My basic premise is that in many rich and subtle facets of the game, baseball is a metaphor of life, mirroring its tempo, rhythm, and essential character. The most basic illustration of this is probably baseball’s association with the season of spring – indeed it may certainly be considered the prime rite of spring in our culture. Spring is, of course, the season of rebirth, and baseball renews itself each year in the popular consciousness just when the crocuses are poking their tips out of the earth in the first stirrings of the revival of nature after winter’s end.

One need not belabor the point that spring is also associated with youth and innocence, conjuring up a whole magical world of childhood memories, of which baseball is a great part for many of us. There is a natural connection among spring, youth, and baseball, recapturing that carefree time of simple heroes, boyhood cheerfulness, and the capacity for pure joy before all the worldly woes of adult life dulled our sensibilities…

The basic association of baseball with spring and youth has further implications in terms of life and, indeed, cosmic cycles, so I should like to consider baseball as related to the phenomenon of time. Baseball, it could be argued, is the sport that reflects the truest expression of natural time in its tempo and texture.
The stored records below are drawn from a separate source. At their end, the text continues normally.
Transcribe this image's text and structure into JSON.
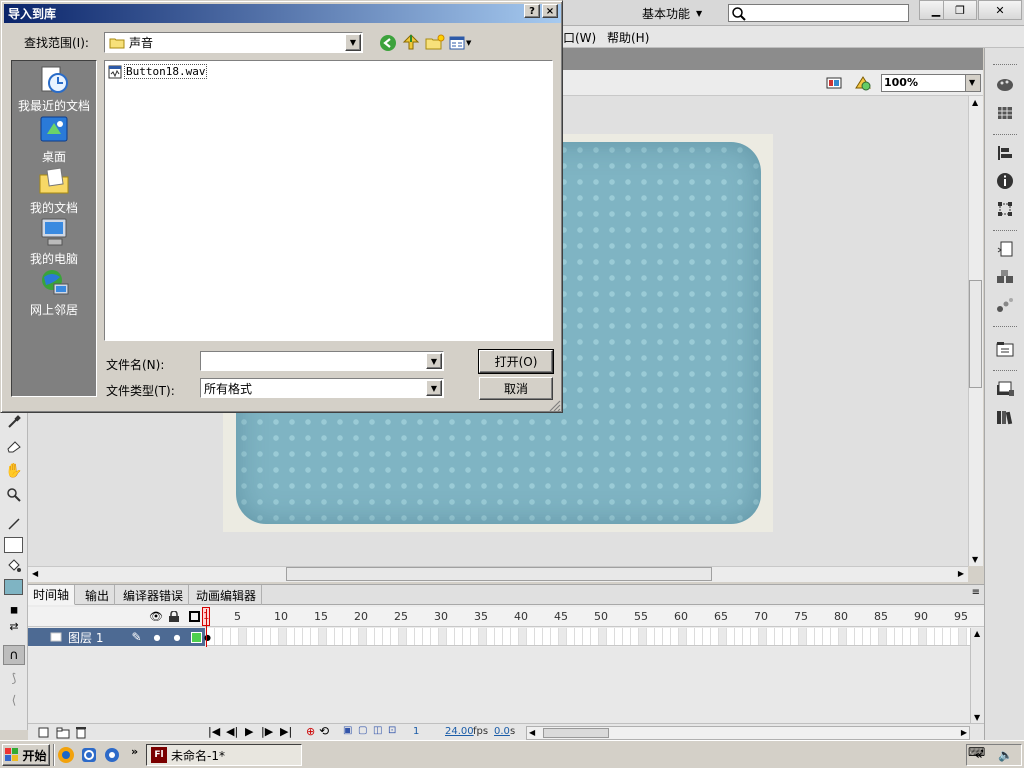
{
  "app": {
    "workspace_label": "基本功能",
    "search_placeholder": "",
    "menus": [
      {
        "label": "口(W)"
      },
      {
        "label": "帮助(H)"
      }
    ],
    "zoom": "100%"
  },
  "dialog": {
    "title": "导入到库",
    "help_btn": "?",
    "close_btn": "×",
    "look_in_label": "查找范围(I):",
    "look_in_value": "声音",
    "places": [
      {
        "label": "我最近的文档",
        "icon": "recent-documents-icon"
      },
      {
        "label": "桌面",
        "icon": "desktop-icon"
      },
      {
        "label": "我的文档",
        "icon": "my-documents-icon"
      },
      {
        "label": "我的电脑",
        "icon": "my-computer-icon"
      },
      {
        "label": "网上邻居",
        "icon": "network-places-icon"
      }
    ],
    "files": [
      {
        "name": "Button18.wav",
        "icon": "wav-file-icon"
      }
    ],
    "filename_label": "文件名(N):",
    "filename_value": "",
    "filetype_label": "文件类型(T):",
    "filetype_value": "所有格式",
    "open_btn": "打开(O)",
    "cancel_btn": "取消"
  },
  "timeline": {
    "tabs": [
      {
        "label": "时间轴"
      },
      {
        "label": "输出"
      },
      {
        "label": "编译器错误"
      },
      {
        "label": "动画编辑器"
      }
    ],
    "frame_numbers": [
      "1",
      "5",
      "10",
      "15",
      "20",
      "25",
      "30",
      "35",
      "40",
      "45",
      "50",
      "55",
      "60",
      "65",
      "70",
      "75",
      "80",
      "85",
      "90",
      "95"
    ],
    "layer_name": "图层 1",
    "current_frame": "1",
    "fps": "24.00",
    "fps_unit": "fps",
    "time": "0.0",
    "time_unit": "s"
  },
  "taskbar": {
    "start_label": "开始",
    "task_label": "未命名-1*",
    "task_icon_text": "Fl"
  },
  "colors": {
    "title_start": "#0a246a",
    "title_end": "#a6caf0",
    "stage_card": "#7fb4c3",
    "layer_row": "#4d6a93",
    "playhead": "#d40000"
  }
}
Unlike football and basketball, for example, it is divided into innings and half-innings (not fixed, measured quarters), retaining natural breaks and shifts from offence to defence. In its actual pace, it accelerates at points of action and excitement, then reverts back to a relaxed, casual undertone, very much like the great game of life itself. Some may criticize it as boring, and perhaps at times it is, but that is the balance and rhythm of nature…

In keeping with this theme of the essential naturalness of baseball, I’d like to direct your attention to the basic open-ended structure of the game. Baseball transpires in a timeless world; you can throw out the time clocks, scorning them as reality does. There are no set periods for the duration of action, no artificial time constraints. Like nature, a baseball game takes the amount of time it needs to run its course and complete itself. It will not be hurried, circumscribed, or aborted (hence the extra-inning game). It is interesting to note that the course of action during an afternoon game will often follow the rhythms of the day, reflecting the phenomenon of time passing from the bright cheer of the late morning, to the sharp focus of midday, to the shadowy light of late afternoon. And even after the last out of the game has been recorded, the ghost of time lingers, for win or lose, good day or bad day, there is always tomorrow – and the next day, and the day after that – always the promise of a new beginning, a new time to redeem and develop. That is Life, friend, if you learn how to master the mystery of time (Aronson 2006, 12-14).

Aronson, Martin. 2006. Cogito: A collection of essays. New York, Lincoln, Shanghai: iUniverse.